The qualified scope is not decoration — several conditions invert the recommendation:

  • Compliance is not the benefit. McMillan (2026, arxiv:2605.10039) ran a factorial study across 1,650 Claude Code sessions and found rearranging configuration files does not measurably change compliance within realistic file sizes. The gain from this pattern is governance, not behavior — see Configuration File Structure Does Not Drive Compliance.
  • The execution layer is the real security boundary. Hooks for Enforcement vs Prompts for Guidance blocks deterministically regardless of what the markdown says; a config-layer permission DSL whose violations are advisory adds review overhead without closing the breach path.
  • Single-repo single-team stacks.
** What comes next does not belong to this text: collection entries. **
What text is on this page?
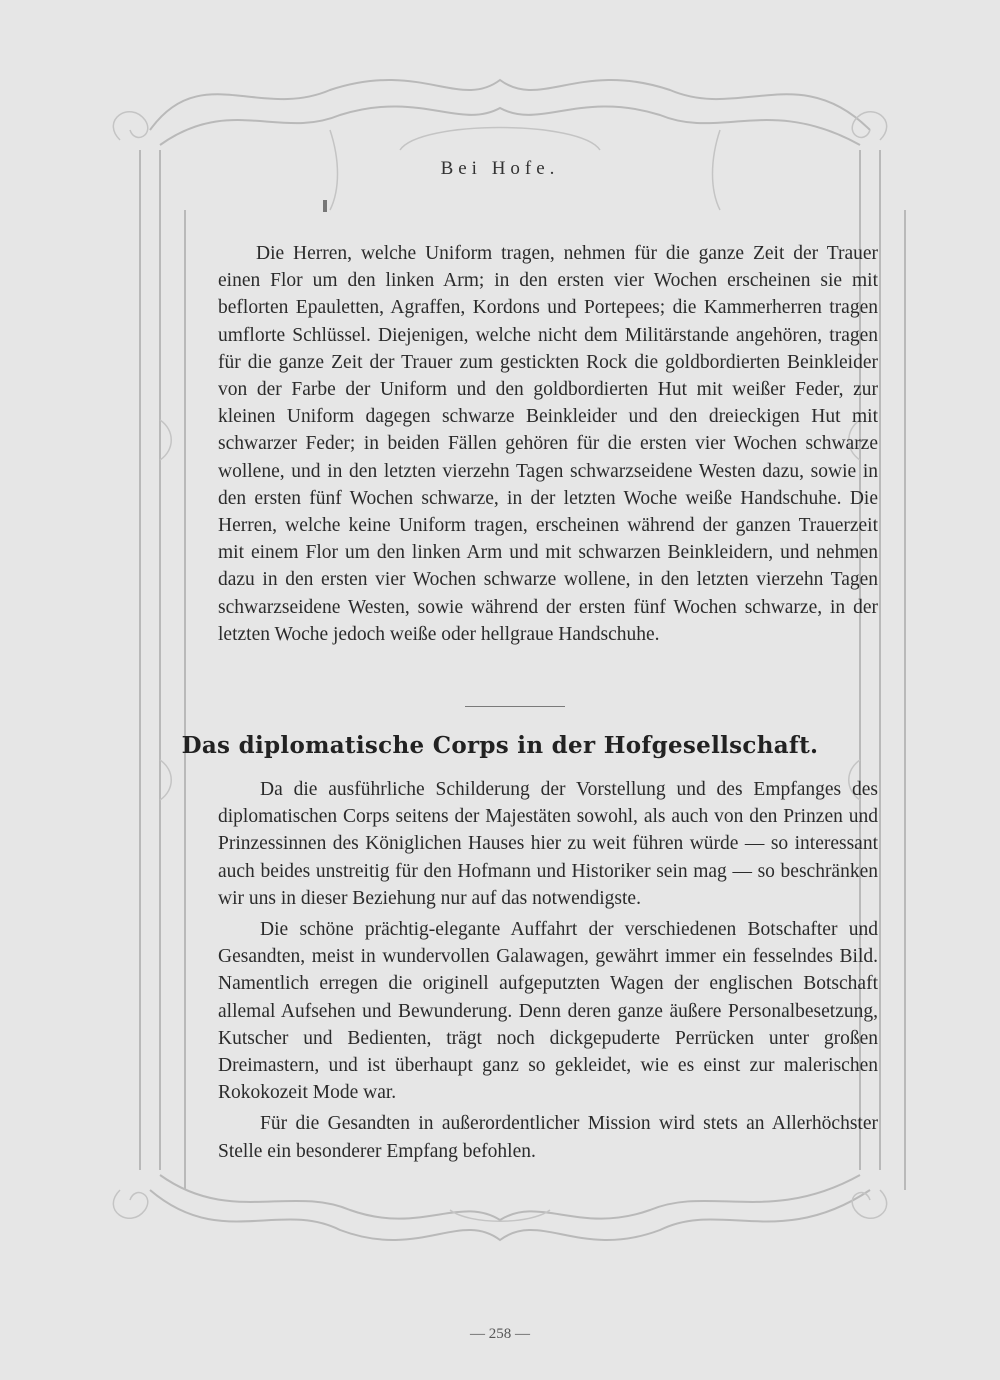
Bei Hofe.

Die Herren, welche Uniform tragen, nehmen für die ganze Zeit der Trauer einen Flor um den linken Arm; in den ersten vier Wochen erscheinen sie mit beflorten Epauletten, Agraffen, Kordons und Portepees; die Kammerherren tragen umflorte Schlüssel. Diejenigen, welche nicht dem Militärstande angehören, tragen für die ganze Zeit der Trauer zum gestickten Rock die goldbordierten Beinkleider von der Farbe der Uniform und den goldbordierten Hut mit weißer Feder, zur kleinen Uniform dagegen schwarze Beinkleider und den dreieckigen Hut mit schwarzer Feder; in beiden Fällen gehören für die ersten vier Wochen schwarze wollene, und in den letzten vierzehn Tagen schwarzseidene Westen dazu, sowie in den ersten fünf Wochen schwarze, in der letzten Woche weiße Handschuhe. Die Herren, welche keine Uniform tragen, erscheinen während der ganzen Trauerzeit mit einem Flor um den linken Arm und mit schwarzen Beinkleidern, und nehmen dazu in den ersten vier Wochen schwarze wollene, in den letzten vierzehn Tagen schwarzseidene Westen, sowie während der ersten fünf Wochen schwarze, in der letzten Woche jedoch weiße oder hellgraue Handschuhe.

Das diplomatische Corps in der Hofgesellschaft.

Da die ausführliche Schilderung der Vorstellung und des Empfanges des diplomatischen Corps seitens der Majestäten sowohl, als auch von den Prinzen und Prinzessinnen des Königlichen Hauses hier zu weit führen würde — so interessant auch beides unstreitig für den Hofmann und Historiker sein mag — so beschränken wir uns in dieser Beziehung nur auf das notwendigste.

Die schöne prächtig-elegante Auffahrt der verschiedenen Botschafter und Gesandten, meist in wundervollen Galawagen, gewährt immer ein fesselndes Bild. Namentlich erregen die originell aufgeputzten Wagen der englischen Botschaft allemal Aufsehen und Bewunderung. Denn deren ganze äußere Personalbesetzung, Kutscher und Bedienten, trägt noch dickgepuderte Perrücken unter großen Dreimastern, und ist überhaupt ganz so gekleidet, wie es einst zur malerischen Rokokozeit Mode war.

Für die Gesandten in außerordentlicher Mission wird stets an Allerhöchster Stelle ein besonderer Empfang befohlen.

— 258 —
Carey et al.'s 75.5% cross-org clone rate is the population the pattern is for; a config consumed only by agents in its own repo gets versioning and rollback from existing git history for free.
  • Short-lived projects. Hashing, pinning, and drift detection only amortise across repeated promotion cycles.
  • Apples-to-oranges permission gap. The <1% vs 33% comparison is partly a measurement artifact: agent configs often declare boundaries in unstructured prose the Carey et al. regex-based detector cannot pick up. Leading with the comparison overstates the gap.
  • Standardised duplication is not negligent duplication. The 10.1% exact-duplicate rate does not distinguish copy-paste-and-forget from deliberate adoption of an industry template (the agents.md spec is itself copy-able). The failure mode is unpinned duplication, not duplication.
  • Developer outcomes are unvalidated. Carey et al. explicitly defer "developer outcomes" to future work — the control plane's mechanisms are tested for conformance only.

Key Takeaways

  • A 2026 prevalence study of 10,008 repos found agent configs are an undeclared shared-component supply chain: 10.1% exact-duplicate rate, 75.5% cross-org propagation, near-zero revision cadence, <1% permission declarations (Carey et al., arxiv:2606.26924).
  • Four control-plane mechanisms close the governance gap: content addressing, permission declaration, state-machine promotion, drift detection.
  • The pattern earns its keep at multi-repo, multi-team, or regulated scale. Single-repo single-team stacks already get the benefit from git.
  • The benefit is provenance and rollback, not model compliance. McMillan 2026 shows file structure does not move compliance — the pattern's value lies elsewhere.
  • The execution layer (hooks, sandboxes, capability tokens) is the real security boundary. Config-layer permission DSLs are governance artifacts, not enforcement mechanisms.